A bleak week and a curious week. Ordinarily we're a secular society, but suddenly people who never usually utter religious words were praying for the miners and their families.

Prime Minister John Key led the way on Monday, with the headline: "I pray to God they are alive."

And then followed similar sentiments from surprising closet Christians: Mark Sainsbury on Close Up, when interviewing a mother of one of the miners. Perhaps Sainsbury (when his producer is particularly bossy) is familiar with what's known as the soldier's prayer: God help me this time and I promise I'll never trouble you again.

When the Chilean miners were entombed for weeks but in communication with their rescuers, we watched as they and their families prayed daily for strength, comfort and a safe reunion.

Back then, Wall Street Journal columnist Daniel Henninger opined it was not the power of prayer which saved the Chileans, but a "smashing victory for free-market capitalism".

This prompted applause from atheists close to home, such as on the New Zealand Business Roundtable blog, which pointed out that free trade and an open economy had more to do with the happy ending in South America than anything done by God.

Capitalists state that industrial accidents do not occur because of an act of God, so why do Christians think praying to God will somehow effect a miracle of intervention? It is to capitalism, and capitalism alone, that man should look for help, they say.

This week on Facebook, Key's prayers prompted the same harsh mocking from avowed atheists: "Here we go again - prayers making their way to God for a miracle to save the poor miners. When will theists accept that disasters are often man-caused, and their rescues entirely man-made?"
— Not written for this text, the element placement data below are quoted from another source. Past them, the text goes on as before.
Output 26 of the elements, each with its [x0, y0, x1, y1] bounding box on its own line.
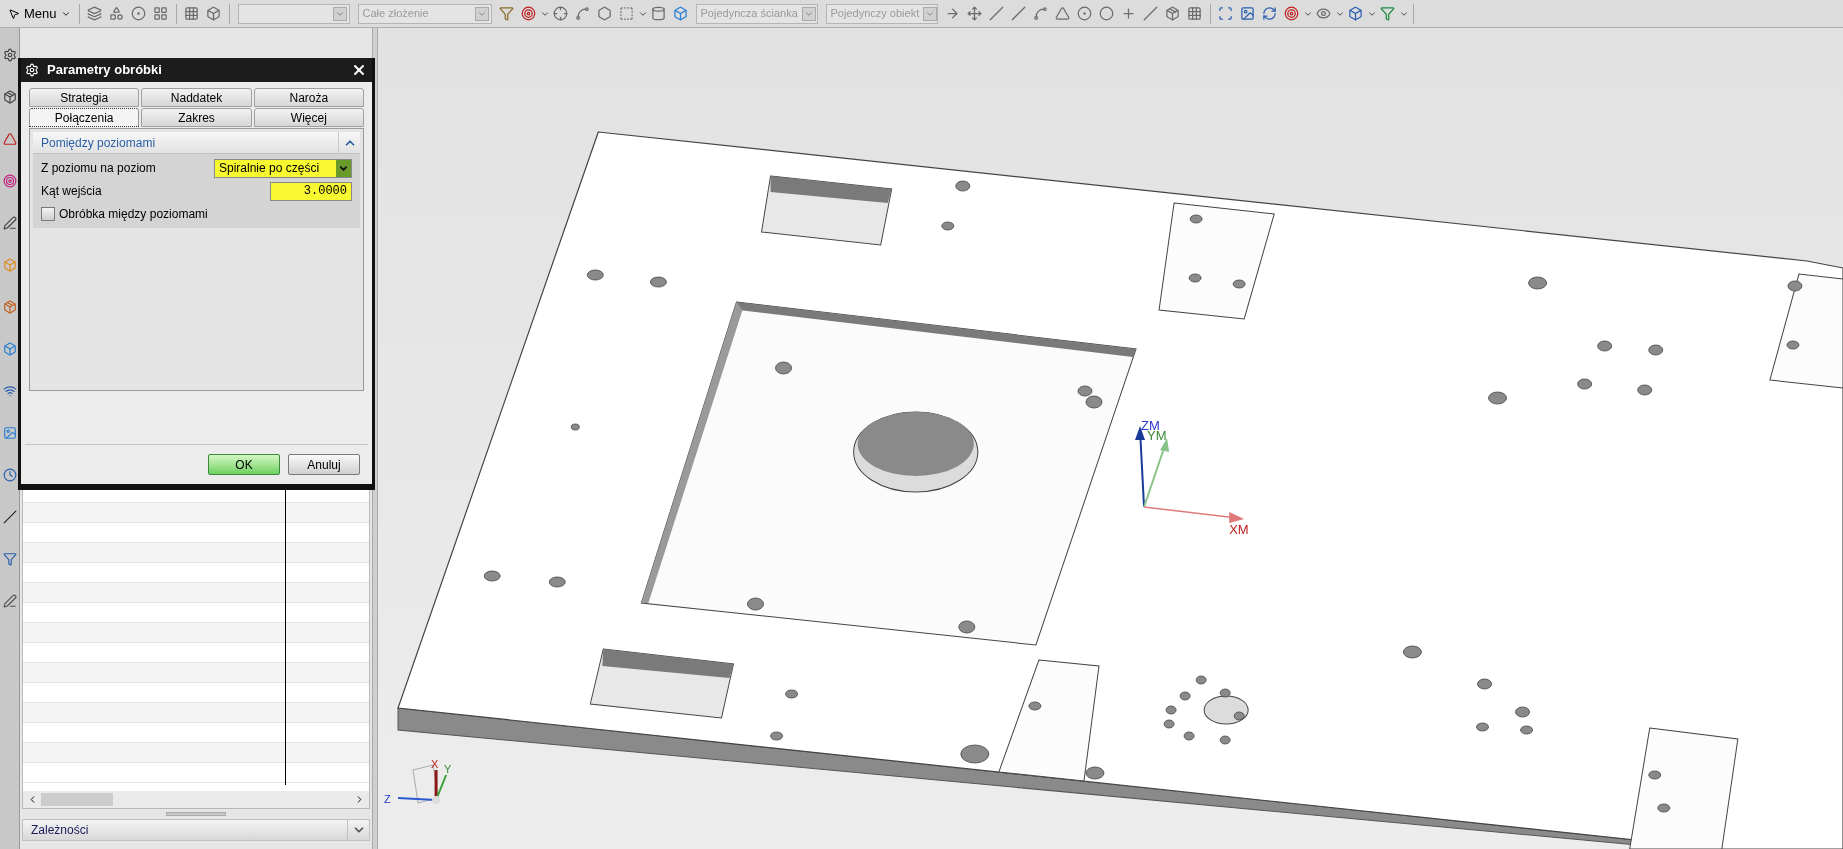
scrollbar-thumb[interactable]: [41, 793, 113, 806]
tab[interactable]: Naddatek: [141, 88, 252, 107]
panel-title: Zależności: [30, 822, 90, 839]
axis-label: X: [431, 758, 439, 770]
close-icon: [351, 62, 367, 78]
strategy-dropdown[interactable]: Spiralnie po części: [214, 158, 352, 178]
tab[interactable]: Zakres: [141, 108, 252, 127]
axis-label: Z: [384, 793, 391, 805]
axis-label: Y: [444, 763, 452, 775]
dialog-title: Parametry obróbki: [47, 61, 162, 80]
angle-input-field[interactable]: 3.0000: [270, 181, 352, 201]
field-label: Z poziomu na poziom: [41, 160, 156, 177]
gear-icon[interactable]: [25, 63, 39, 77]
axis-label: XM: [1229, 522, 1249, 537]
ok-button[interactable]: OK: [208, 454, 280, 475]
field-label: Kąt wejścia: [41, 183, 102, 200]
checkbox[interactable]: [41, 207, 55, 221]
cancel-button[interactable]: Anuluj: [288, 454, 360, 475]
section-title: Pomiędzy poziomami: [40, 134, 157, 152]
pointer-icon: [8, 7, 20, 20]
checkbox-label: Obróbka między poziomami: [59, 206, 208, 223]
tab[interactable]: Więcej: [253, 108, 364, 127]
tab[interactable]: Naroża: [253, 88, 364, 107]
tab[interactable]: Połączenia: [29, 108, 140, 127]
menu-button[interactable]: Menu: [4, 3, 75, 24]
tab[interactable]: Strategia: [29, 88, 140, 107]
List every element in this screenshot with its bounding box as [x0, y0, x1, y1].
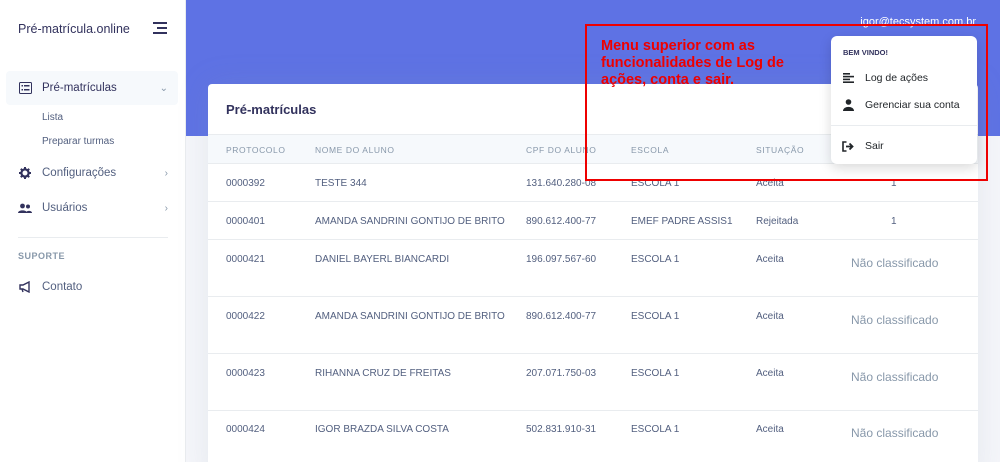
column-header: PROTOCOLO — [226, 145, 286, 155]
table-row[interactable]: 0000401 AMANDA SANDRINI GONTIJO DE BRITO… — [208, 202, 978, 240]
column-header: SITUAÇÃO — [756, 145, 805, 155]
cell-situacao: Aceita — [756, 424, 784, 435]
cell-nome: IGOR BRAZDA SILVA COSTA — [315, 424, 449, 435]
cell-situacao: Aceita — [756, 254, 784, 265]
cell-protocolo: 0000421 — [226, 254, 265, 265]
log-lines-icon — [841, 73, 855, 83]
cell-cpf: 207.071.750-03 — [526, 368, 597, 379]
cell-extra: 1 — [891, 216, 897, 227]
sidebar-section-label: SUPORTE — [18, 251, 66, 261]
gear-icon — [18, 166, 32, 180]
menu-item-label: Sair — [865, 140, 884, 152]
dropdown-header: BEM VINDO! — [843, 48, 888, 57]
cell-escola: ESCOLA 1 — [631, 424, 680, 435]
card-title: Pré-matrículas — [226, 102, 317, 117]
users-icon — [18, 201, 32, 215]
cell-cpf: 131.640.280-08 — [526, 178, 597, 189]
cell-escola: EMEF PADRE ASSIS1 — [631, 216, 733, 227]
sidebar-toggle-icon[interactable] — [153, 22, 167, 34]
menu-item-log-de-acoes[interactable]: Log de ações — [841, 68, 971, 88]
cell-protocolo: 0000392 — [226, 178, 265, 189]
sidebar-item-label: Pré-matrículas — [42, 82, 117, 94]
table-row[interactable]: 0000392 TESTE 344 131.640.280-08 ESCOLA … — [208, 164, 978, 202]
cell-protocolo: 0000424 — [226, 424, 265, 435]
sidebar-item-label: Contato — [42, 281, 83, 293]
user-dropdown-menu: BEM VINDO! Log de ações Gerenciar sua co… — [831, 36, 977, 164]
chevron-right-icon: › — [164, 167, 168, 179]
cell-extra: 1 — [891, 178, 897, 189]
sidebar: Pré-matrícula.online Pré-matrículas ⌄ Li… — [0, 0, 186, 462]
sidebar-subitem-preparar-turmas[interactable]: Preparar turmas — [42, 136, 114, 147]
cell-situacao: Aceita — [756, 368, 784, 379]
menu-item-gerenciar-conta[interactable]: Gerenciar sua conta — [841, 95, 971, 115]
sidebar-subitem-lista[interactable]: Lista — [42, 112, 63, 123]
cell-situacao: Rejeitada — [756, 216, 799, 227]
table-row[interactable]: 0000424 IGOR BRAZDA SILVA COSTA 502.831.… — [208, 411, 978, 462]
cell-classificacao: Não classificado — [851, 426, 939, 440]
cell-escola: ESCOLA 1 — [631, 178, 680, 189]
logout-icon — [841, 140, 855, 152]
cell-cpf: 890.612.400-77 — [526, 216, 597, 227]
sidebar-item-contato[interactable]: Contato — [6, 270, 178, 304]
sidebar-item-usuarios[interactable]: Usuários › — [6, 191, 178, 225]
sidebar-divider — [18, 237, 168, 238]
cell-cpf: 890.612.400-77 — [526, 311, 597, 322]
table-row[interactable]: 0000422 AMANDA SANDRINI GONTIJO DE BRITO… — [208, 297, 978, 354]
sidebar-item-label: Usuários — [42, 202, 88, 214]
sidebar-item-label: Configurações — [42, 167, 117, 179]
chevron-down-icon: ⌄ — [159, 82, 168, 94]
cell-protocolo: 0000423 — [226, 368, 265, 379]
column-header: ESCOLA — [631, 145, 670, 155]
menu-item-label: Gerenciar sua conta — [865, 99, 960, 111]
cell-situacao: Aceita — [756, 311, 784, 322]
table-row[interactable]: 0000421 DANIEL BAYERL BIANCARDI 196.097.… — [208, 240, 978, 297]
cell-protocolo: 0000422 — [226, 311, 265, 322]
column-header: CPF DO ALUNO — [526, 145, 597, 155]
cell-classificacao: Não classificado — [851, 313, 939, 327]
cell-situacao: Aceita — [756, 178, 784, 189]
cell-cpf: 502.831.910-31 — [526, 424, 597, 435]
list-icon — [18, 81, 32, 95]
cell-classificacao: Não classificado — [851, 256, 939, 270]
table-row[interactable]: 0000423 RIHANNA CRUZ DE FREITAS 207.071.… — [208, 354, 978, 411]
user-icon — [841, 99, 855, 111]
chevron-right-icon: › — [164, 202, 168, 214]
cell-cpf: 196.097.567-60 — [526, 254, 597, 265]
cell-nome: AMANDA SANDRINI GONTIJO DE BRITO — [315, 216, 505, 227]
column-header: NOME DO ALUNO — [315, 145, 395, 155]
cell-escola: ESCOLA 1 — [631, 368, 680, 379]
cell-escola: ESCOLA 1 — [631, 254, 680, 265]
brand-name[interactable]: Pré-matrícula.online — [18, 22, 130, 36]
cell-nome: TESTE 344 — [315, 178, 367, 189]
megaphone-icon — [18, 280, 32, 294]
menu-item-label: Log de ações — [865, 72, 929, 84]
menu-item-sair[interactable]: Sair — [841, 136, 971, 156]
annotation-text: Menu superior com as funcionalidades de … — [601, 38, 784, 88]
cell-classificacao: Não classificado — [851, 370, 939, 384]
sidebar-item-configuracoes[interactable]: Configurações › — [6, 156, 178, 190]
cell-nome: DANIEL BAYERL BIANCARDI — [315, 254, 450, 265]
cell-escola: ESCOLA 1 — [631, 311, 680, 322]
dropdown-divider — [831, 125, 977, 126]
sidebar-item-pre-matriculas[interactable]: Pré-matrículas ⌄ — [6, 71, 178, 105]
cell-protocolo: 0000401 — [226, 216, 265, 227]
cell-nome: AMANDA SANDRINI GONTIJO DE BRITO — [315, 311, 505, 322]
user-menu-trigger[interactable]: igor@tecsystem.com.br — [860, 16, 976, 28]
cell-nome: RIHANNA CRUZ DE FREITAS — [315, 368, 451, 379]
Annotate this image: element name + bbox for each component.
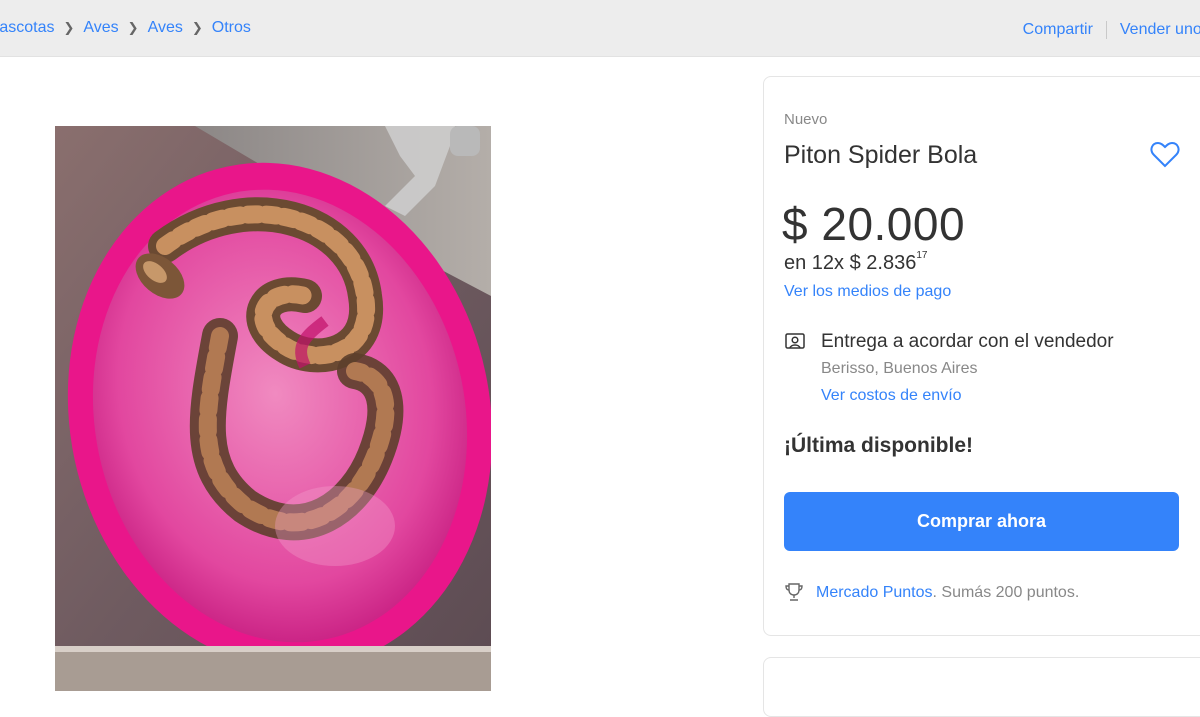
divider (1105, 21, 1107, 39)
trophy-icon (785, 583, 803, 601)
heart-icon[interactable] (1150, 141, 1180, 169)
installments-amount: en 12x $ 2.836 (784, 252, 917, 274)
points-info: Mercado Puntos. Sumás 200 puntos. (816, 584, 1079, 602)
points-text: . Sumás 200 puntos. (932, 584, 1080, 601)
sell-similar-link[interactable]: Vender uno igual (1120, 21, 1200, 39)
item-title: Piton Spider Bola (784, 141, 978, 169)
chevron-right-icon: ❯ (63, 20, 75, 35)
chevron-right-icon: ❯ (191, 20, 203, 35)
product-photo (55, 126, 491, 691)
secondary-card (763, 657, 1200, 717)
shipping-location: Berisso, Buenos Aires (821, 360, 978, 377)
breadcrumb-item-otros[interactable]: Otros (212, 19, 251, 37)
item-condition: Nuevo (784, 111, 828, 128)
shipping-costs-link[interactable]: Ver costos de envío (821, 387, 962, 405)
payment-methods-link[interactable]: Ver los medios de pago (784, 283, 951, 301)
breadcrumb-item-aves[interactable]: Aves (83, 19, 118, 37)
breadcrumb: Mascotas ❯ Aves ❯ Aves ❯ Otros (0, 19, 251, 37)
item-price: $ 20.000 (782, 198, 966, 250)
shipping-title: Entrega a acordar con el vendedor (821, 331, 1114, 352)
buy-box: Nuevo Piton Spider Bola $ 20.000 en 12x … (763, 76, 1200, 636)
installments-cents: 17 (916, 250, 928, 262)
top-bar: Mascotas ❯ Aves ❯ Aves ❯ Otros Compartir… (0, 0, 1200, 57)
buy-now-button[interactable]: Comprar ahora (784, 492, 1179, 551)
product-image[interactable] (55, 126, 491, 691)
mercado-puntos-link[interactable]: Mercado Puntos (816, 584, 933, 601)
share-link[interactable]: Compartir (1023, 21, 1093, 39)
installments: en 12x $ 2.83617 (784, 250, 928, 275)
stock-status: ¡Última disponible! (784, 434, 973, 457)
shipping-icon (785, 333, 805, 349)
top-actions: Compartir Vender uno igual (1023, 21, 1200, 39)
breadcrumb-item-mascotas[interactable]: Mascotas (0, 19, 54, 37)
chevron-right-icon: ❯ (127, 20, 139, 35)
breadcrumb-item-aves-sub[interactable]: Aves (148, 19, 183, 37)
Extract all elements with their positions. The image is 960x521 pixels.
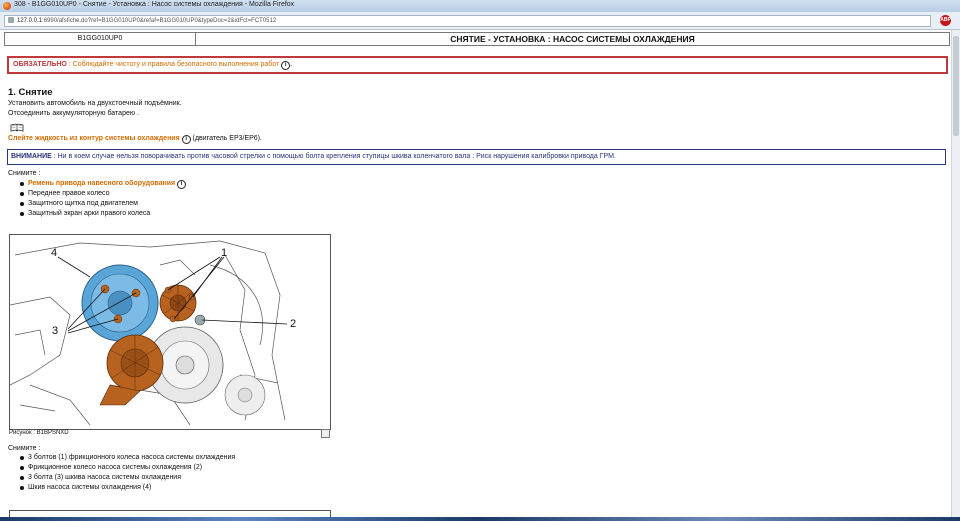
- mandatory-label: ОБЯЗАТЕЛЬНО: [13, 61, 67, 68]
- attention-label: ВНИМАНИЕ: [11, 153, 52, 160]
- firefox-icon: [3, 2, 11, 10]
- attention-notice: ВНИМАНИЕ : Ни в коем случае нельзя повор…: [7, 149, 946, 165]
- list-item: Ремень привода навесного оборудования i: [20, 179, 187, 189]
- scrollbar-thumb[interactable]: [953, 36, 959, 136]
- callout-4: 4: [51, 247, 57, 259]
- figure-caption: Рисунок : B1BPSNXD: [9, 430, 69, 436]
- drain-coolant-link[interactable]: Слейте жидкость из контур системы охлажд…: [8, 135, 180, 142]
- step-battery: Отсоединить аккумуляторную батарею .: [8, 110, 139, 117]
- callout-2: 2: [290, 318, 296, 330]
- list-item: Защитного щитка под двигателем: [20, 199, 186, 209]
- remove-label: Снимите :: [8, 170, 41, 177]
- step-lift: Установить автомобиль на двухстоечный по…: [8, 100, 182, 107]
- document-code: B1GG010UP0: [5, 33, 196, 45]
- info-icon[interactable]: i: [177, 180, 187, 189]
- drain-note: (двигатель EP3/EP6).: [190, 135, 262, 142]
- list-item: Защитный экран арки правого колеса: [20, 209, 186, 219]
- adblock-icon[interactable]: ABP: [940, 15, 951, 26]
- engine-illustration: 1 2 3 4: [10, 235, 330, 429]
- address-bar[interactable]: 127.0.0.1:6990/afsfiche.do?ref=B1GG010UP…: [4, 15, 931, 27]
- print-icon[interactable]: [321, 429, 330, 438]
- document-title: СНЯТИЕ - УСТАНОВКА : НАСОС СИСТЕМЫ ОХЛАЖ…: [450, 34, 695, 44]
- belt-link[interactable]: Ремень привода навесного оборудования: [28, 180, 175, 187]
- list-item: Переднее правое колесо: [20, 189, 186, 199]
- callout-3: 3: [52, 325, 58, 337]
- info-icon[interactable]: i: [281, 61, 291, 70]
- url-path: :6990/afsfiche.do?ref=B1GG010UP0&refaf=B…: [42, 18, 277, 24]
- drain-coolant-step: Слейте жидкость из контур системы охлажд…: [8, 135, 262, 144]
- mandatory-notice: ОБЯЗАТЕЛЬНО : Соблюдайте чистоту и прави…: [7, 56, 948, 74]
- book-icon[interactable]: [10, 123, 24, 132]
- vertical-scrollbar[interactable]: [951, 30, 960, 521]
- remove-label-2: Снимите :: [8, 445, 41, 452]
- list-item: Шкив насоса системы охлаждения (4): [20, 483, 235, 493]
- window-titlebar: 308 - B1GG010UP0 - Снятие - Установка : …: [0, 0, 960, 12]
- site-identity-icon[interactable]: [8, 17, 14, 23]
- navigation-toolbar: 127.0.0.1:6990/afsfiche.do?ref=B1GG010UP…: [0, 12, 960, 30]
- list-item: 3 болтов (1) фрикционного колеса насоса …: [20, 453, 235, 463]
- mandatory-text: : Соблюдайте чистоту и правила безопасно…: [66, 61, 280, 68]
- attention-text: : Ни в коем случае нельзя поворачивать п…: [51, 153, 616, 160]
- url-host: 127.0.0.1: [17, 18, 43, 24]
- remove-list-1: Ремень привода навесного оборудования i П…: [20, 179, 187, 219]
- engine-figure: 1 2 3 4: [9, 234, 331, 430]
- window-title: 308 - B1GG010UP0 - Снятие - Установка : …: [14, 1, 295, 8]
- mandatory-tail: .: [290, 61, 293, 68]
- list-item: Фрикционное колесо насоса системы охлажд…: [20, 463, 235, 473]
- section-title-removal: 1. Снятие: [8, 87, 53, 98]
- remove-list-2: 3 болтов (1) фрикционного колеса насоса …: [20, 453, 235, 493]
- list-item: 3 болта (3) шкива насоса системы охлажде…: [20, 473, 235, 483]
- document-header: B1GG010UP0 СНЯТИЕ - УСТАНОВКА : НАСОС СИ…: [4, 32, 950, 46]
- info-icon[interactable]: i: [181, 135, 191, 144]
- page-content: B1GG010UP0 СНЯТИЕ - УСТАНОВКА : НАСОС СИ…: [0, 30, 952, 521]
- taskbar: [0, 517, 960, 521]
- callout-1: 1: [221, 247, 227, 259]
In other words, prayers won't save you, you miners, focus on the realities of the rescue mission. But of course, trapped miners would have been aware their rescuers would drag out all the latest technology, developed thanks to capitalism and the profit motive, to save them.

We can assume, though, they would also have been comforted by knowing their families and communities were praying for them. And if they were hurt badly or dying, they might also pray for strength, for their energy/life force, or souls, to stay close to those they love and leave behind.

Why does it have to be one or the other? Why do New Zealanders always have to be so polarised?

Reasonable religionists, spiritualists - or whatever you call them - don't totally reject capitalism. They embrace it every day. So why do fundamentalist capitalists so vehemently reject spiritualism - or mysticism, as some of them prefer to call it?

Well, I know why. Some of them call mysticism self-sacrifice, or altruism, as defined by philosopher Ayn Rand. But in her book, Philosophy: Who Needs It, she conjures her own definition of altruism then proceeds with a poor argument against it.

Kindness, respect for others' rights, goodwill - that is altruism as we know it, and probably what New Zealanders pray for.

When atheists dismiss religion, they overlook professionals who work in the area. My experience is with Anglicans, and I know how well trained they are, not just to read by rote from prayer books but to listen skilfully to those in need, hurting.

Ordinary folk can't do this. They edge away from the needy, the bereaved.

As a teenager I ran wild, off the rails as they say, for reasons I won't bore you with. My parents tried everything, and in despair sent the local vicar, Hone Kaa, to "have a word".

I was staunch, but Hone was able to penetrate my defiance because he was wise enough not to fight me.

It was 40 years ago. On my bedroom wall was the Gestalt prayer which Hone quite liked. I still do, too: "I do my thing and you do your thing. I am not in this world to live up to your expectations, and you are not in this world to live up to mine.

"You are you, and I am I, and if by chance we find each other, it's beautiful."